But as she settles into her old life, Suzette finds herself falling for someone new…the same girl her brother is in love with. When Lionel’s disorder spirals out of control, Suzette is forced to confront her past mistakes and find a way to help her brother before he hurts himself–or worse.
Thank you, Hachette Book Group, for my advanced review copy of Little & Lion. I received this ARC in exchange for an honest review; this does not affect my opinion. Any quotes mentioned below are taken from the ARC and are subject to change upon publication.
Little & Lion is my favorite read this year and truth to be told, I love it in a way that is hard for me to describe. There are some books that you read that you just know will mean a lot to you and Little & Lion was definitely that for me. When I heard this book was being released, many months ago, I just knew I had to read it. My expectations were sky-high and for that reason, I was also scared to start it. However, as it turns out, the book exceeded all of my expectations.
Little & Lion is about Suzette, a black Jewish bisexual girl still trying to figure out who she is, and her brother Lionel, who is bipolar. Suzette and Lionel’s bond was formed as kids when Suzette’s mom, Nadine, and Lionel’s dad, Saul, started dating and then after two years decided to join their families and merge households. Despite the fact that there is a large dose of romance in this book, both for Suzette and for Lionel, Little & Lion is about family and Suzette’s and Lionel’s relationship as siblings. Their relationship is not always easy, especially with Lionel’s bipolar disorder. There are disagreements, secrets, and even distance. However, there is also so much love between the two. It’s clear that Suzette and Lionel’s bond is special and beautiful, which is further highlighted through flashback chapters, and I love that we got to see both the good and the bad of their relationship. It makes you root for them both that much more. Suzette and Lionel are characters you can relate to, and you will definitely question and cheer for decisions both of them make throughout the book. However, despite it all, by the end of it, they are in a good place with each other which is what I loved the most.
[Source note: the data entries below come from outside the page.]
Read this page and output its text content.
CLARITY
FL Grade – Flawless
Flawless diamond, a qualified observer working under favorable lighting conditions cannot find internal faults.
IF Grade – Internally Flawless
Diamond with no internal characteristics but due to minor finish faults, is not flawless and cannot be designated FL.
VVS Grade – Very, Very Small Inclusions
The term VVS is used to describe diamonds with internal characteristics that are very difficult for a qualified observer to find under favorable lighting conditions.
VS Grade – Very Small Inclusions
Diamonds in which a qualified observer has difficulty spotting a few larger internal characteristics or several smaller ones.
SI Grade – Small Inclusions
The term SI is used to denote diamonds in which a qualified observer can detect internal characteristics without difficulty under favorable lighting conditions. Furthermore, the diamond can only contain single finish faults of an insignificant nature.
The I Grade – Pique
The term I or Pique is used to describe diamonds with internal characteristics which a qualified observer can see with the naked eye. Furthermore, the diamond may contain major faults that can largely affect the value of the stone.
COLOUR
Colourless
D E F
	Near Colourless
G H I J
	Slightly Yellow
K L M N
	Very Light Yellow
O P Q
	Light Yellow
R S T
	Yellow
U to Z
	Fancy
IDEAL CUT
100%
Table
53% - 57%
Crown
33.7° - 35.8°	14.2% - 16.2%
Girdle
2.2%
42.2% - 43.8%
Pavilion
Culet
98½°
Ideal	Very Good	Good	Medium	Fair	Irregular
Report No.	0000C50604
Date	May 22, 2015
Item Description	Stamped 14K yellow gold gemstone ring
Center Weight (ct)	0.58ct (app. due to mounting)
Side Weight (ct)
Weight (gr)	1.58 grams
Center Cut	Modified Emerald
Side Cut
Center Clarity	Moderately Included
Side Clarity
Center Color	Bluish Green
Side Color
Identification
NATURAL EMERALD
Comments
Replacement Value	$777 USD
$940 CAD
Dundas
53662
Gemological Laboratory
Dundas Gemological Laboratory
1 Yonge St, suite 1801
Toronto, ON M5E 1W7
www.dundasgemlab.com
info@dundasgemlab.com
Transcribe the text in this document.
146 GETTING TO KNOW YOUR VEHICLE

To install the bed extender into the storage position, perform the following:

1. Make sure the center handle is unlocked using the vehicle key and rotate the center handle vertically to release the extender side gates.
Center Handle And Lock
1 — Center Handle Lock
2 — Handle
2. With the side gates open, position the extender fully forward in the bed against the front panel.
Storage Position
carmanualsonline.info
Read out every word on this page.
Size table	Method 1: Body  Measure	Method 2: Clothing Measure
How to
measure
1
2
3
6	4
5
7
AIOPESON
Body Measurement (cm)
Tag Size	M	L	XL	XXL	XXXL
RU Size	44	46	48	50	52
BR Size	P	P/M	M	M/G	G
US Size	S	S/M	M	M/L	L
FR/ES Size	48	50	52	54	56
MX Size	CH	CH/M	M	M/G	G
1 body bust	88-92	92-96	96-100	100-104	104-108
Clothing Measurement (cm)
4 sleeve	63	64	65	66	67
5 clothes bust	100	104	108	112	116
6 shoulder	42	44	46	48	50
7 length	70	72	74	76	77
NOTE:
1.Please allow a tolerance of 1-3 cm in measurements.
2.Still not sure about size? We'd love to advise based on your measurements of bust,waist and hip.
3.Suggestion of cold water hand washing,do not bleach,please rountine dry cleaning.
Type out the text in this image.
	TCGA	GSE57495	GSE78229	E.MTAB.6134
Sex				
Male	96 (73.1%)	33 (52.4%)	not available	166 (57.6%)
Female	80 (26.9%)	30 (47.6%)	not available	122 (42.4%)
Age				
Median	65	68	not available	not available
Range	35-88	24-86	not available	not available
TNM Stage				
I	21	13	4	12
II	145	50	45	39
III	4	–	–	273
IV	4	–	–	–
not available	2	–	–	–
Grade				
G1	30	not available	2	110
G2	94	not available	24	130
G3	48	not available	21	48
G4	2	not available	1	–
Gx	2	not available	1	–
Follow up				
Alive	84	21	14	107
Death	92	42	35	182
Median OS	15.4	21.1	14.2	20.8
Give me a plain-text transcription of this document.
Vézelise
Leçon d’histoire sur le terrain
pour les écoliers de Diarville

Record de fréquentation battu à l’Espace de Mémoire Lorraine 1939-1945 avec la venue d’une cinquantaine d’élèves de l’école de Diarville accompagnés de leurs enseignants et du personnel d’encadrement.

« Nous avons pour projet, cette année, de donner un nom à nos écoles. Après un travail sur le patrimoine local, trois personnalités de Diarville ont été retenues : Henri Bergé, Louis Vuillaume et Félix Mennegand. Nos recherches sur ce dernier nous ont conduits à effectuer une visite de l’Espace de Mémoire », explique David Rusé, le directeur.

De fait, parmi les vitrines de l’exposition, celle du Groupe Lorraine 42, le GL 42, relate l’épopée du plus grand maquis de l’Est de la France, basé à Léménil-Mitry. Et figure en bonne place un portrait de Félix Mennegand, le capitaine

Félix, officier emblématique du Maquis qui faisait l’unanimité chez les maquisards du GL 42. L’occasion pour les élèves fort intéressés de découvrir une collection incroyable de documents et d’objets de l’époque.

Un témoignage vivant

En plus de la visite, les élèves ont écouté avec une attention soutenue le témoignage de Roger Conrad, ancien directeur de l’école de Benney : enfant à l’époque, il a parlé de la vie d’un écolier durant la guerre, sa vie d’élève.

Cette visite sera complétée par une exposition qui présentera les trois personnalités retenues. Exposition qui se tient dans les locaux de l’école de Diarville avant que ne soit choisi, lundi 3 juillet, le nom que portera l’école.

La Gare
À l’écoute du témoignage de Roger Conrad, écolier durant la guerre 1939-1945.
“It’s no big deal.” He looks at his feet, sticking up beneath the covers. “You’re my sisters.”
I know that’s what he’s saying every time he calls me Little—acknowledging that we’re siblings, even if we’re not related by blood. But I like hearing him say it so plainly. It makes me think there’ll never be a time when we question our bond.
As I mentioned earlier, there is a lot of romance in this book and lots of drama that surrounds it. There is somewhat of a love square (instead of a triangle) at one point in the story, and I feel like it was done in such a way that it just made sense for the story and the characters. These teens are figuring out who they are, who they want to love and be and what that says about them. Teenage love is new and exciting and confusing, and it deserves to be just that. This also leads me to Suzette and her bisexuality. First of all, I love how this story called out bisexual stereotypes and misconceptions. However, my favorite part of the story was definitely how we get to see Suzette realize that she is, in fact, bisexual. The reader gets to see Suzette’s doubts and thoughts, where she tries to decipher what her feelings for both girls and boys mean, and I think that will be meaningful for a lot of readers. Figuring out who you are is not always easy or instant, and I love how Little & Lion showed that.
Honestly, there is so much to love about Little & Lion. I love the way it makes me feel, I love that it made me both laugh and cry, and I love that there are so many characters to love in this book. Two people have gone unmentioned so far are the two love interests, Rafaela and Emil. I especially fell in love with Emil, who is black and Korean, because he is literally the sweetest guy ever. Moreover, another aspect I love about Little & Lion is what an important aspect Suzette’s Judaism had in the story. Suzette has to deal with a lot because of Jewish stereotypes that exist, particularly what it means to be both black and Jewish. However, she also mentions how her Judaism is her connection to Saul, her stepfather, and how she’s proud of it, and I thought that was really beautiful.
All in all, I love this story and recommend it to everyone who loves young adult literature (but also if you don’t, trust me, you won’t regret it). This book means a lot to me and even if this review appears to be coherent, I honestly just want to fangirl and scream over how much I adore this book. I will recommend this book for a long time to come and I’m sure I will be rereading my favorite parts whenever I want to experience the joyous feeling this book gave me, all over again. Don’t miss out on getting to know Suzette and Lionel, Little and Lion, and make sure this book is on your radar and TBR.